Sabía que se moría y no sólo lo aceptó con resignación sino que sintió que era una buena forma de acabar. Quizás era la mejor manera posible de despedirse del mundo, pensó. Cerró los ojos y sintió entre sus manos, unas manos fuertes, ligeras y suaves y no las de ahora, de dedos gordos como morcillas y torpes que empezaban a tener principios de reúma, la cintura de su entonces novia, ahora su mujer, su antigua cintura de guitarra que ahora yacía sepultada para siempre entre un pesado oleaje de lorzas. Sintió sus piernas, unas piernas ágiles, fuertes y flexibles como si fueran de goma y no las patas de elefante que tanto le costaba mover ahora, moviéndose al compás de la música por el suelo de coloreadas baldosas luminosas bajo la esfera de espejitos cuyos reflejos recorrían vertiginosamente todos los rincones de la discoteca. La abrazó y besó y mientras lo hacía vio su propia cara reflejada un instante en sus ojos, una cara de galán latino, una cara que nada tenía que envidiar a la de Tony Manero, y no la de ahora que parecía uno de esos panes que reparten en las comidas benéficas de Aldeas Infantiles.

Estaban solos en medio de la pista, felices, sonrientes y sudorosos rodeados de todos sus amigos, tan jóvenes, delgados, felices, sonrientes y sudorosos como ellos. Acababan de ganar el primer premio a la mejor pareja de baile y ahora se disponían a marcarse un baile de exhibición. Empezaron a sonar los primeros compases de “Night Fever”, su canción favorita, con la que, a fuerza de bailarla cientos de veces, habían logrado una sincronización tan perfecta que la música y ellos formaban un todo, un conjunto indivisible y perfecto, una maravillosa coreografía difícil de explicar porque todos los adjetivos se quedaban cortos. Cuando los Bee Gees empezaron a balar a coro como ovejitas luceras, tomó del brazo a su novia, se colocaron en el centro de la pista y comenzaron a bailar. Una danza perfectamente ejecutada, llena de arte y gracia, una fascinante danza eterna sin principio sin fin. En esos momentos sintió que acababa de entrar en el paraíso porque los recuerdos son el único paraíso del que nadie puede expulsarnos.

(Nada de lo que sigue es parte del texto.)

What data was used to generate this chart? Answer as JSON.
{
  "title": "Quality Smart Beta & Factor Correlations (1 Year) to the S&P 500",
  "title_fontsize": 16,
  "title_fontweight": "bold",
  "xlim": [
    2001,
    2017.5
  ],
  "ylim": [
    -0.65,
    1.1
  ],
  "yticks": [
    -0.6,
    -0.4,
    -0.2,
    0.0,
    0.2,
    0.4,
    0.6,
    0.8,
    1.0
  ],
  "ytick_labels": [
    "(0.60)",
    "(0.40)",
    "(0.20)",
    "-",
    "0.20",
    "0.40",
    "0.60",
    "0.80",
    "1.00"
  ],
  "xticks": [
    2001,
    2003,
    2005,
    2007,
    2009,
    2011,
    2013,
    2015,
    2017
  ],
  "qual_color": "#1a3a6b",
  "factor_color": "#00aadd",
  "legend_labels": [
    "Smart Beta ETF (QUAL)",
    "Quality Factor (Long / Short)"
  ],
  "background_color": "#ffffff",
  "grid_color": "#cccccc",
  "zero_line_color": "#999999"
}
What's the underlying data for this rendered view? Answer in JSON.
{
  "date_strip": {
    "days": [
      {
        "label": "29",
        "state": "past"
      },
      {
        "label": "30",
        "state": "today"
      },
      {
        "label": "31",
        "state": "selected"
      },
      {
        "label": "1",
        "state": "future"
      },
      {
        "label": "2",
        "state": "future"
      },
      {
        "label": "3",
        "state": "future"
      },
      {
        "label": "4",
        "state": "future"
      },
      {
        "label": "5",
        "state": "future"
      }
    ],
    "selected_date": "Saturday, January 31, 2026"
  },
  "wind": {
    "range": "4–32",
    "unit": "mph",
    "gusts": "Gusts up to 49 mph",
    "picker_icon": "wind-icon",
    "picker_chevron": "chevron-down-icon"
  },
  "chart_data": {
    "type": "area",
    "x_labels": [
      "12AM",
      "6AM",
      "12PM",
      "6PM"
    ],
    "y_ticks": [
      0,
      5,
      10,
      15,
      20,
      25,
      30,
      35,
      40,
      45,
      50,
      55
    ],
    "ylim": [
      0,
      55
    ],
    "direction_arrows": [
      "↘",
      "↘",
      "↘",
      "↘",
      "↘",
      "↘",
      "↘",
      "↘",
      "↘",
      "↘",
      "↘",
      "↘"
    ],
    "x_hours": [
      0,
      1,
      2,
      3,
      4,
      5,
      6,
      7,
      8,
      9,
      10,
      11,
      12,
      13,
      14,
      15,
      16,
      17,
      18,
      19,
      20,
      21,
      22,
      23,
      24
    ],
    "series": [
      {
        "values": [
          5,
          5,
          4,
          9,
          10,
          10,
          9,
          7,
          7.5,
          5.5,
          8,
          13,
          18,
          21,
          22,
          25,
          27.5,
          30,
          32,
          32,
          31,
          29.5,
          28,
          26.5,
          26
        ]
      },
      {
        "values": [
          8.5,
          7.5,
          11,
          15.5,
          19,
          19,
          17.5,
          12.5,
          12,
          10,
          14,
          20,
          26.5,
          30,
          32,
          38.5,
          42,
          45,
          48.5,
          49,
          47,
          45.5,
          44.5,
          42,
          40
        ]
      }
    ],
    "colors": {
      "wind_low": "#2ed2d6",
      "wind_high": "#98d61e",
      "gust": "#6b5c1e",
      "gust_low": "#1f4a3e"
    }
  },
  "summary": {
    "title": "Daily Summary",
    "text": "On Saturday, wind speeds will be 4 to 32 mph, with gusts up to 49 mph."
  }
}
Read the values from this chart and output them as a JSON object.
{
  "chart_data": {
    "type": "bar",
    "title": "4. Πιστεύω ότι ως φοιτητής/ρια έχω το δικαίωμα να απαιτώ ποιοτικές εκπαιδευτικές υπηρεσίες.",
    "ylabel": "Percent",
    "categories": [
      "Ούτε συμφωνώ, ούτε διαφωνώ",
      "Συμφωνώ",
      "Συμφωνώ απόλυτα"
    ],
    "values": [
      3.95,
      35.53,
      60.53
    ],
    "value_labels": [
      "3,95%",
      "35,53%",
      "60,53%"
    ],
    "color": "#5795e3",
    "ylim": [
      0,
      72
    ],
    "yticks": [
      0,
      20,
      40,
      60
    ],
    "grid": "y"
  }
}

Y mientras apuraba el último sorbo de aire de su vida, el último resuello, la última sensación antes de convertirse, de forma irreversible, en fiambre y más tarde polvo y ceniza, cayó en la cuenta que en él empezaba y acababa todo; que a partir de ahora comenzaba a vivir exclusivamente en la memoria de los que le conocían. Por más que aguzaba sus sentidos no veía por ningún lado a aquél Dios severo y ceñudo que salía en la enciclopedia Álvarez. Entonces supo que ya no vendría y sintió que todo él no había sido otra cosa que un recipiente de carne mortal donde habían hervido hasta el último instante un complejísimo potaje de reacciones químicas llamadas deseos, sueños, esperanzas…Sólo eso.